Thistles are prickly and foul-tasting, keeping grazers at bay while opening up the opportunity for a natural succession of woody plants, vines and fruiting trees to get established. Likewise, many weeds fill a gap and get to work repairing the soil in a variety of different ways.

Physically, they break up compacted soil with deep taproots: Leafy spurge’s root system reaches down 8 feet. Low-growing, lateral-­creeping weeds, such as chickweed, can provide similar physical functions as any cultivated cover crop. They will shade the soil, protect it, retain moisture and shade out other plants.

Biologically, weeds add a huge supply of organic material—green mulch that is harvestable or compostable. They also provide habitat for insects living at the soil surface or deeper within the soil, which create a complex food web of invertebrates, bacteria and fungi. In the farm ecosystem, volunteer plants promote biodiversity where it is lacking, and a monoculture is a prime target for weeds to come in and mix things up a bit.

Chemically, they change the mineral content of the soil. For example, deeply rooted weeds, such as comfrey, accumulate minerals. They are, in essence, mining the valuable nutrients from deep within the earth and making them available to the plant community. Some of these accumulators will share minerals via the root systems or with the help of processing by worms and soil organisms, and others will release chemical compounds as they decompose. Imagine that some of the weeds growing in your garden right now will be providing exactly what the soil needs to sustain next year’s seeds.

Northern California farmer Bob Cannard explains his philosophy on farming with weeds in a video series called “Our Relationship with Weeds,” produced by Purdue University Extension.

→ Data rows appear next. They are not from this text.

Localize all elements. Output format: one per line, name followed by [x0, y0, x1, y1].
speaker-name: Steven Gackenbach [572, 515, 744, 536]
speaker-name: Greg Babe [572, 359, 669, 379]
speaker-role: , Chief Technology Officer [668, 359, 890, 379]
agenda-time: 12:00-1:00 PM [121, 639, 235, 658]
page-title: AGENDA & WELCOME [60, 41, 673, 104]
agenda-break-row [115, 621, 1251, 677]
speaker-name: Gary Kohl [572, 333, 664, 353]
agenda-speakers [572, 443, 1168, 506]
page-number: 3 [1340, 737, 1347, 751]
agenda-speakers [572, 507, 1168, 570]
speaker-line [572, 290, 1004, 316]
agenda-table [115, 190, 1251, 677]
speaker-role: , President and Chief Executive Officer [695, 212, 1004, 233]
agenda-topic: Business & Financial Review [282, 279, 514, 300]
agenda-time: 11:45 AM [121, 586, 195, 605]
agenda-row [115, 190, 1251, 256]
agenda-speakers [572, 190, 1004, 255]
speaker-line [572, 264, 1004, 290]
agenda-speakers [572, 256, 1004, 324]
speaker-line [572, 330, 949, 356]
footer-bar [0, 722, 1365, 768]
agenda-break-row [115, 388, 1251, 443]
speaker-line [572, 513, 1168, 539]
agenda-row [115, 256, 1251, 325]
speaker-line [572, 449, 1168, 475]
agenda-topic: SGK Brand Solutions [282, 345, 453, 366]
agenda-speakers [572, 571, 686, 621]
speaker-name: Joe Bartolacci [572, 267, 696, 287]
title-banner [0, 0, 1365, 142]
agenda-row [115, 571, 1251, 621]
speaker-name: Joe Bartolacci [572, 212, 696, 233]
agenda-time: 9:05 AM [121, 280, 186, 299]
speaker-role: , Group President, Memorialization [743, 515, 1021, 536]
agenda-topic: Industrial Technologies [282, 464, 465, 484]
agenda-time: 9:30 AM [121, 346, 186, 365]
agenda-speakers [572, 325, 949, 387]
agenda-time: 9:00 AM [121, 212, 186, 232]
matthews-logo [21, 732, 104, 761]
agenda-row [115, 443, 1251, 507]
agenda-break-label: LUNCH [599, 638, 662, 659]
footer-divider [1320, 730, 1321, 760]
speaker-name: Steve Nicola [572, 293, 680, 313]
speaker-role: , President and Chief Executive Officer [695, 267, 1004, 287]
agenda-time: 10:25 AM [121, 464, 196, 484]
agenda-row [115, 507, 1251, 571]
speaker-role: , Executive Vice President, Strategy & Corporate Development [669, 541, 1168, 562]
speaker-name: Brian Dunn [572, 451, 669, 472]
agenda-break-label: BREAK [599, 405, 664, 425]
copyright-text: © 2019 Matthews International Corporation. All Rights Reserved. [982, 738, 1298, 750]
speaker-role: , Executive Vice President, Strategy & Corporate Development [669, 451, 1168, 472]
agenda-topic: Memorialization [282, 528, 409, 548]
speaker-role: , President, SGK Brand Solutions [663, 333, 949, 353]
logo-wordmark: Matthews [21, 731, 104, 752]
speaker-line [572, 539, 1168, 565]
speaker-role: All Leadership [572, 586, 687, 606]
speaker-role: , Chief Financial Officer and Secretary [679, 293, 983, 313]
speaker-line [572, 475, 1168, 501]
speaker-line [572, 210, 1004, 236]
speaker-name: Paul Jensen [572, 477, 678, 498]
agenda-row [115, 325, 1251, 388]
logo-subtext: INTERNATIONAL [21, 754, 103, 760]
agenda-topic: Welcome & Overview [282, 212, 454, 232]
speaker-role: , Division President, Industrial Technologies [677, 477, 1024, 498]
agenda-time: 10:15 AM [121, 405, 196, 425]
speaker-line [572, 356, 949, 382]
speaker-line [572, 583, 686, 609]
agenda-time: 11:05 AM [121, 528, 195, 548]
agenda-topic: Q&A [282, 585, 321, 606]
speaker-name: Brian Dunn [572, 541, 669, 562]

He says that half of what grows on his land is for people, and half is for nature. His crop of amaranth weeds will give the birds lots of seeds to eat, and they are part of the overall digestive system that is an integral part of his operation. “Weeds are No. 1,” he says. “Vegetables are a secondary response to having good soil and a good digestive system.”

How Long Do You Plan To Stay?

Cannard says the key to living harmoniously with weeds is timing. In a video from the same series, Johnson shares his point of view: “The fundamental practice of dealing with weeds here is to understand them, to observe them, to see how they grow, when they grow, when they make seed, to understand their whole rhythm, their whole cycle,” he says. “Then, to intervene at that right moment when they produce the most biomass.”

Cannard prefers to let his weeds live a long, full life and then “die of contentment,” as he puts it. In the meantime, he strategically uses them to benefit his own food production, such as allowing buckwheat to protect his peppers from sunburn and shade his lettuce to keep it from bolting early.

Watching when the plants flower, anticipating when seeds will mature, understanding how the plants spread and sensing how much growth you are comfortable allowing is a matter of observant interaction with your farm or garden. The side benefit to being this closely involved with your land is the valuable information you’ll gather, which will inform better decision-making for the entire system.